American disability rights activist (1953–2019)

Marca Bristo (June 23, 1953 – September 8, 2019) was an American disability rights activist.

== Life and career ==
Bristo was born Marcia Lynn Bristo on June 23, 1953, in Albany, New York, and was raised on a family farm in Castleton-on-Hudson, New York before moving to West Winfield, New York. She attended Beloit College and earned her nursing degree from Rush University in Chicago. Early in her career, she worked at the Prentice Women's Hospital.
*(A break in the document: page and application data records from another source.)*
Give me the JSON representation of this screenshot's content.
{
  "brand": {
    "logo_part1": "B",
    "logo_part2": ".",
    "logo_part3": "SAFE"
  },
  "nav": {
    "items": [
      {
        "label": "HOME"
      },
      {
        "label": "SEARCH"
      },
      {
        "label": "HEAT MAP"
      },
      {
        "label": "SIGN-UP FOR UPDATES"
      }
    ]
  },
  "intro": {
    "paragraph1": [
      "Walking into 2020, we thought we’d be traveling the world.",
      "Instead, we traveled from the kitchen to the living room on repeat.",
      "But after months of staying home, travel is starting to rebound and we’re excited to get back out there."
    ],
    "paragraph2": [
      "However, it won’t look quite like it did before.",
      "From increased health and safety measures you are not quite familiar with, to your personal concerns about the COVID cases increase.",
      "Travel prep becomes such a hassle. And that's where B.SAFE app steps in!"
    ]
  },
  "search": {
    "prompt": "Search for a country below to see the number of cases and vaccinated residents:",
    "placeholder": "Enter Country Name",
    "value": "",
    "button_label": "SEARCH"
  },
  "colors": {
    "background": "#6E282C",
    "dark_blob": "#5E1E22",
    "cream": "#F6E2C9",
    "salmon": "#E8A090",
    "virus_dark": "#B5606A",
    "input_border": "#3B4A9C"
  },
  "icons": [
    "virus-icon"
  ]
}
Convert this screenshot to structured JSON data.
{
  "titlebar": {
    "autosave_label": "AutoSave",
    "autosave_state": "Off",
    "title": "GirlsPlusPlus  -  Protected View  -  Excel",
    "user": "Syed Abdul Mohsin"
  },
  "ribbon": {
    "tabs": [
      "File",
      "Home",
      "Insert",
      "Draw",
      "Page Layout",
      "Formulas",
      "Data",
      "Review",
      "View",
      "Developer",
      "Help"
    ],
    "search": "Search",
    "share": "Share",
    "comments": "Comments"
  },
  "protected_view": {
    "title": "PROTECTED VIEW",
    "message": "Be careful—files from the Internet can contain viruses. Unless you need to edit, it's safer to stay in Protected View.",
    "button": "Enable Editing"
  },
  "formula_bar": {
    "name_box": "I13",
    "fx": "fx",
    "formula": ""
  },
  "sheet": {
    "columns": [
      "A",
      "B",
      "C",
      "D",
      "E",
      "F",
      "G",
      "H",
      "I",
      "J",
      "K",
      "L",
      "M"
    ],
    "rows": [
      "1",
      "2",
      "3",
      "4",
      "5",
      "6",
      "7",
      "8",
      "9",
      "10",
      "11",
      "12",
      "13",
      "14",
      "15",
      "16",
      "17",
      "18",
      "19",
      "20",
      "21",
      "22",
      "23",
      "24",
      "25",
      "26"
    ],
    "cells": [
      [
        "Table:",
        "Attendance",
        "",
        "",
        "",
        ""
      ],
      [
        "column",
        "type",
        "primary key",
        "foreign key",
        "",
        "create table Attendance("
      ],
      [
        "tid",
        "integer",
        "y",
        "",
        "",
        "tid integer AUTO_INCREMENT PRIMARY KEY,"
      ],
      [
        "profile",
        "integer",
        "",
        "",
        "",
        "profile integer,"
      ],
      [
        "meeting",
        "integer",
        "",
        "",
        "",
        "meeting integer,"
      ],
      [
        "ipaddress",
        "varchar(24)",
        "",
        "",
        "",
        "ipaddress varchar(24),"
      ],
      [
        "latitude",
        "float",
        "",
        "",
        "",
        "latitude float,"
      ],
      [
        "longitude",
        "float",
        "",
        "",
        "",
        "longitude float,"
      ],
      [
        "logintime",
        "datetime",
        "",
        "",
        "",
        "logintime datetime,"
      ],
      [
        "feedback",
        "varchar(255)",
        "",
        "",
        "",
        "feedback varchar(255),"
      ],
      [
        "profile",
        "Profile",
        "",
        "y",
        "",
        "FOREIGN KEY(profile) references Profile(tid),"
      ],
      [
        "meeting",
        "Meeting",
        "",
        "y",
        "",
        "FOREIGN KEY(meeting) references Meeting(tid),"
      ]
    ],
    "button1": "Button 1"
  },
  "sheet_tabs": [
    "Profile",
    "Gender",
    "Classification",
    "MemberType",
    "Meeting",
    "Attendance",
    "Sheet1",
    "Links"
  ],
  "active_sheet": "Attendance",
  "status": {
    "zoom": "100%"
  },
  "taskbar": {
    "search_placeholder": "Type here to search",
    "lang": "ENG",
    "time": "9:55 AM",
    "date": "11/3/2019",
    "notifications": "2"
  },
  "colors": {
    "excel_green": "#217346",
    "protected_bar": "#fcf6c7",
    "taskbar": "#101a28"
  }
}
Bristo was paralyzed from the chest down in a diving accident in 1977, when she was 23 years old. In 1983, she co-founded the American National Council on Independent Living (NCIL) with Max Starkloff and Charlie Carr. She helped to write the Americans with Disabilities Act of 1990, was granted the Secretary's Distinguished Service Award, the Americans with Disabilities Act Award and the 2014 Henry Viscardi Achievement Awards. She was also the chair of the American National Council on Disability from 1994 to 2002, and as such was its first disabled chair. In 2014 she became president of the United States International Council on Disabilities. She was also the founding president and chief executive officer of Access Living of Metropolitan Chicago.

Bristo died from cancer at the age of 66 in Chicago.

==Marca Bristo Fellowship==
Human Rights Watch created the Marca Bristo Fellowship in her memory in 2020. The first recipient was Hauwa Ojeifo, a Nigerian human rights advocate.